Still, Mr. Leahy insisted there was a continued need to push up output of popular plane models.

“The ramp-up is still warranted,” he said at the Farnborough air show Tuesday.

Airbus and rival Boeing Co. have announced plans to build more of their most popular planes after years of strong demand caused their backlogs to balloon with airliners ordered and yet to be delivered. Airbus’s backlog is for more than 6,000 aircraft, while Boeing’s tops 5,000.

Airbus has said it plans to build 60 A320 single-aisle planes a month in 2019, up from the mid-40s today.

“We need every one of the aircraft being built up to rate 60 and even beyond,” Mr. Leahy said. He is also eager for the company to build more A350 long-range jets to satisfy demand, he said.

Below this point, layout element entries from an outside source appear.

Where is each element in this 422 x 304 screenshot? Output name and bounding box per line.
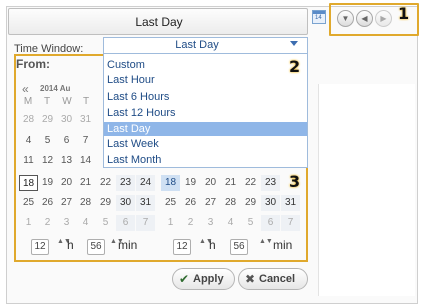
- day-cell[interactable]: 26: [38, 195, 57, 211]
- selected-day-cell[interactable]: 18: [161, 175, 180, 191]
- day-cell[interactable]: 21: [221, 175, 240, 191]
- day-cell[interactable]: 30: [116, 195, 135, 211]
- day-cell[interactable]: 23: [261, 175, 280, 191]
- day-cell[interactable]: 29: [96, 195, 115, 211]
- day-name: T: [43, 96, 51, 107]
- day-cell[interactable]: 13: [57, 153, 76, 169]
- option-last-month[interactable]: Last Month: [104, 153, 307, 167]
- month-label: 2014 Au: [40, 84, 71, 93]
- day-cell[interactable]: 20: [57, 175, 76, 191]
- day-cell[interactable]: 27: [201, 195, 220, 211]
- day-cell[interactable]: 27: [57, 195, 76, 211]
- day-cell[interactable]: 6: [116, 215, 135, 231]
- day-cell[interactable]: 22: [241, 175, 260, 191]
- to-hour-stepper[interactable]: ▲▼: [199, 238, 213, 253]
- calendar-icon-label: 14: [315, 15, 322, 21]
- min-unit: min: [118, 238, 138, 252]
- to-hour-input[interactable]: 12: [173, 239, 191, 255]
- calendar-icon[interactable]: 14: [312, 10, 326, 24]
- day-cell[interactable]: 12: [38, 153, 57, 169]
- to-min-input[interactable]: 56: [230, 239, 248, 255]
- day-cell[interactable]: 5: [38, 133, 57, 149]
- day-cell[interactable]: 20: [201, 175, 220, 191]
- option-last-week[interactable]: Last Week: [104, 137, 307, 151]
- day-cell[interactable]: 2: [181, 215, 200, 231]
- day-cell[interactable]: 7: [136, 215, 155, 231]
- day-cell[interactable]: 5: [96, 215, 115, 231]
- day-name: W: [62, 96, 72, 107]
- from-label: From:: [16, 57, 50, 71]
- option-last-6-hours[interactable]: Last 6 Hours: [104, 90, 307, 104]
- day-cell[interactable]: 31: [281, 195, 300, 211]
- day-cell[interactable]: 3: [57, 215, 76, 231]
- apply-button[interactable]: ✔ Apply: [172, 268, 235, 290]
- apply-button-label: Apply: [193, 273, 224, 285]
- day-cell[interactable]: 23: [116, 175, 135, 191]
- day-name: T: [82, 96, 90, 107]
- day-cell[interactable]: 7: [76, 133, 95, 149]
- from-min-stepper[interactable]: ▲▼: [110, 238, 124, 253]
- day-cell[interactable]: 28: [76, 195, 95, 211]
- hour-unit: h: [67, 238, 74, 252]
- dropdown-icon[interactable]: ▼: [337, 10, 354, 27]
- min-unit: min: [273, 238, 293, 252]
- day-cell[interactable]: 2: [38, 215, 57, 231]
- callout-badge-1: 1: [398, 4, 410, 23]
- option-custom[interactable]: Custom: [104, 58, 307, 72]
- option-last-day[interactable]: Last Day: [104, 122, 307, 136]
- day-cell[interactable]: 11: [19, 153, 38, 169]
- to-min-stepper[interactable]: ▲▼: [259, 238, 273, 253]
- callout-badge-3: 3: [289, 172, 301, 191]
- option-last-12-hours[interactable]: Last 12 Hours: [104, 106, 307, 120]
- day-cell[interactable]: 31: [136, 195, 155, 211]
- day-cell[interactable]: 31: [76, 112, 95, 128]
- callout-badge-2: 2: [289, 57, 301, 76]
- day-cell[interactable]: 25: [161, 195, 180, 211]
- prev-month-icon[interactable]: «: [22, 82, 29, 96]
- day-cell[interactable]: 19: [38, 175, 57, 191]
- day-cell[interactable]: 22: [96, 175, 115, 191]
- cancel-button-label: Cancel: [259, 273, 296, 285]
- day-cell[interactable]: 14: [76, 153, 95, 169]
- from-min-input[interactable]: 56: [87, 239, 105, 255]
- day-cell[interactable]: 28: [19, 112, 38, 128]
- day-name: M: [23, 96, 33, 107]
- day-cell[interactable]: 29: [38, 112, 57, 128]
- time-window-header[interactable]: Last Day: [8, 8, 308, 35]
- day-cell[interactable]: 6: [57, 133, 76, 149]
- hour-unit: h: [209, 238, 216, 252]
- today-cell[interactable]: 18: [19, 175, 38, 191]
- right-panel: [318, 84, 415, 296]
- day-cell[interactable]: 21: [76, 175, 95, 191]
- cancel-button[interactable]: ✖ Cancel: [238, 268, 308, 290]
- day-cell[interactable]: 4: [221, 215, 240, 231]
- header-title: Last Day: [135, 15, 183, 29]
- day-cell[interactable]: 28: [221, 195, 240, 211]
- day-cell[interactable]: 3: [201, 215, 220, 231]
- next-icon[interactable]: ▶: [375, 10, 392, 27]
- prev-icon[interactable]: ◀: [356, 10, 373, 27]
- chevron-down-icon[interactable]: [290, 41, 298, 46]
- day-cell[interactable]: 29: [241, 195, 260, 211]
- day-cell[interactable]: 7: [281, 215, 300, 231]
- from-hour-input[interactable]: 12: [31, 239, 49, 255]
- day-cell[interactable]: 24: [136, 175, 155, 191]
- day-cell[interactable]: 6: [261, 215, 280, 231]
- option-last-hour[interactable]: Last Hour: [104, 73, 307, 87]
- day-cell[interactable]: 19: [181, 175, 200, 191]
- day-cell[interactable]: 30: [261, 195, 280, 211]
- check-icon: ✔: [179, 272, 190, 286]
- day-cell[interactable]: 1: [161, 215, 180, 231]
- day-cell[interactable]: 1: [19, 215, 38, 231]
- day-cell[interactable]: 5: [241, 215, 260, 231]
- day-cell[interactable]: 25: [19, 195, 38, 211]
- day-cell[interactable]: 30: [57, 112, 76, 128]
- day-cell[interactable]: 4: [76, 215, 95, 231]
- close-icon: ✖: [245, 272, 256, 286]
- day-cell[interactable]: 26: [181, 195, 200, 211]
- day-cell[interactable]: 4: [19, 133, 38, 149]
- time-window-value[interactable]: Last Day: [103, 37, 291, 54]
- from-hour-stepper[interactable]: ▲▼: [57, 238, 71, 253]
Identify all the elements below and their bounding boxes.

Airbus reached a deal with Germania to kick off Tuesday’s order activity at the Farnborough show. The German carrier will buy 25 A320neo jetliners and took options for 15 more. The list-price value of the deal, including options, is roughly $5 billion.

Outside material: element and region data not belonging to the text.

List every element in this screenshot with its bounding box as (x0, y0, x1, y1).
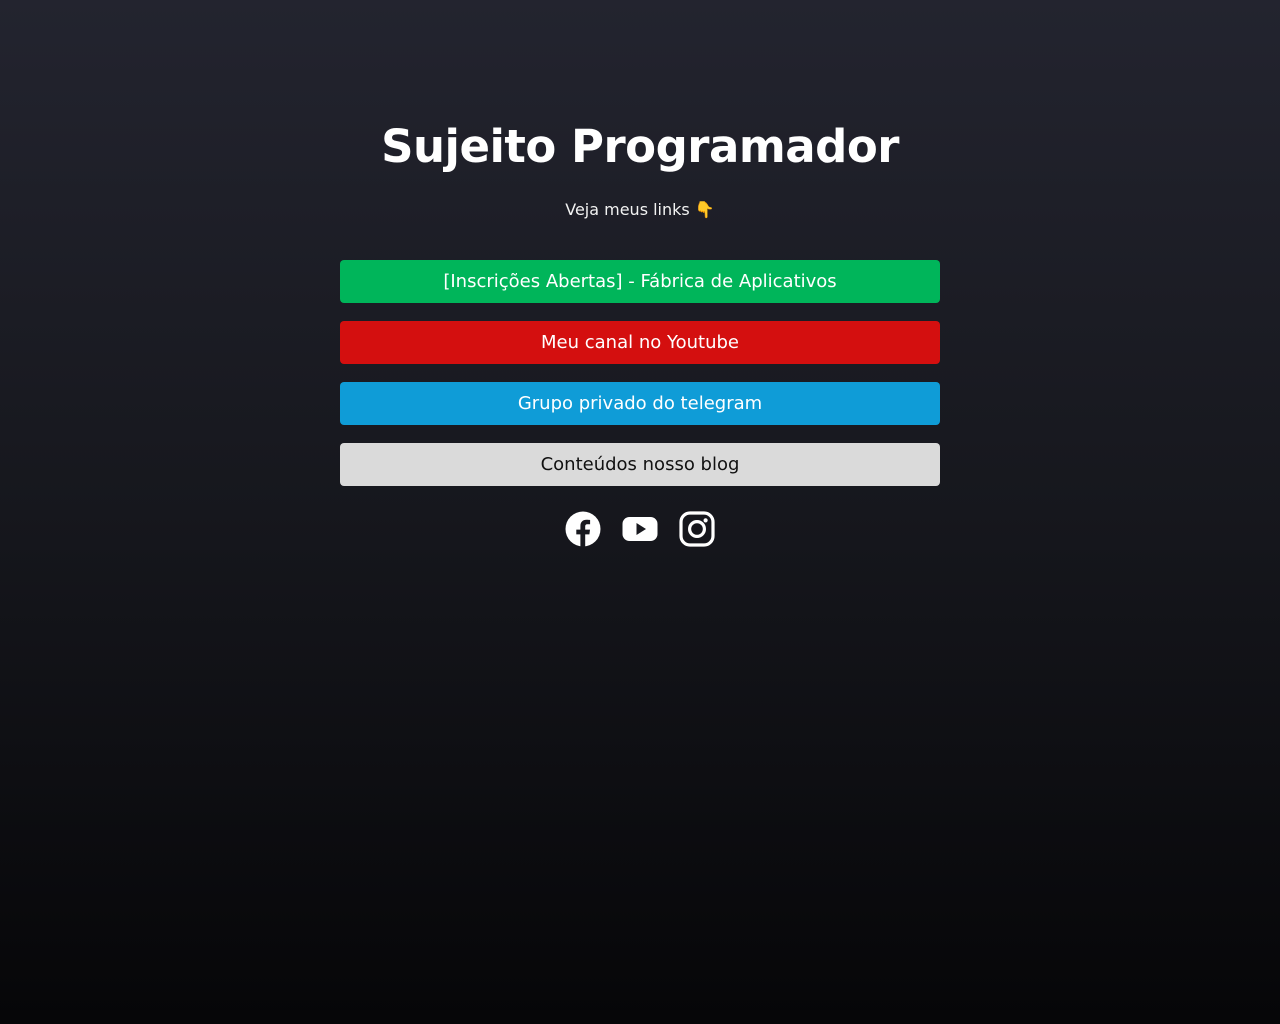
instagram-icon[interactable] (678, 510, 716, 548)
social-links (0, 510, 1280, 548)
facebook-icon[interactable] (564, 510, 602, 548)
link-button-youtube[interactable]: Meu canal no Youtube (340, 321, 940, 364)
link-button-blog[interactable]: Conteúdos nosso blog (340, 443, 940, 486)
youtube-icon[interactable] (621, 510, 659, 548)
page-title: Sujeito Programador (381, 120, 899, 173)
link-button-telegram[interactable]: Grupo privado do telegram (340, 382, 940, 425)
page: Sujeito Programador Veja meus links 👇 [I… (0, 0, 1280, 1024)
link-button-inscricoes[interactable]: [Inscrições Abertas] - Fábrica de Aplica… (340, 260, 940, 303)
page-subtitle: Veja meus links 👇 (565, 200, 715, 219)
links-list: [Inscrições Abertas] - Fábrica de Aplica… (340, 260, 940, 504)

Budget carrier WOW Air Ehf. of Iceland said it was buying four A321 jets for $460 million at list price.

Airbus, based in Toulouse, France, later secured a deal to supply 72 A320neo planes to Go Airlines (India) Ltd. at a catalog-price value of $7.74 billion.

It topped that deal when Asian budget carrier AirAsia Bhd. said it would buy 100 A321neo planes in an agreement valued at $12.6 billion at list price. AirAsia Group Chief Executive Tony Fernandes said even that deal, which puts the company’s commitment for Airbus single-aisle planes at 575 units, leaves the airline in need of more planes.

Boeing started the second day of the show with an order for 10 737 Max single-aisle planes and one 787-9 Dreamliner from TUI AG of Germany at a list-price value of $1.4 billion. Boeing is raising production of both models because of strong demand.

The Chicago-based plane maker also said Air Lease Corp. would buy six 737 Max single-aisle planes at a list-price value of $660 million, while Kunming Airlines Co. agreed to buy 10 737 Max 7 planes at the same value. An unnamed Chinese airline agreed to take 30 narrow-bodies.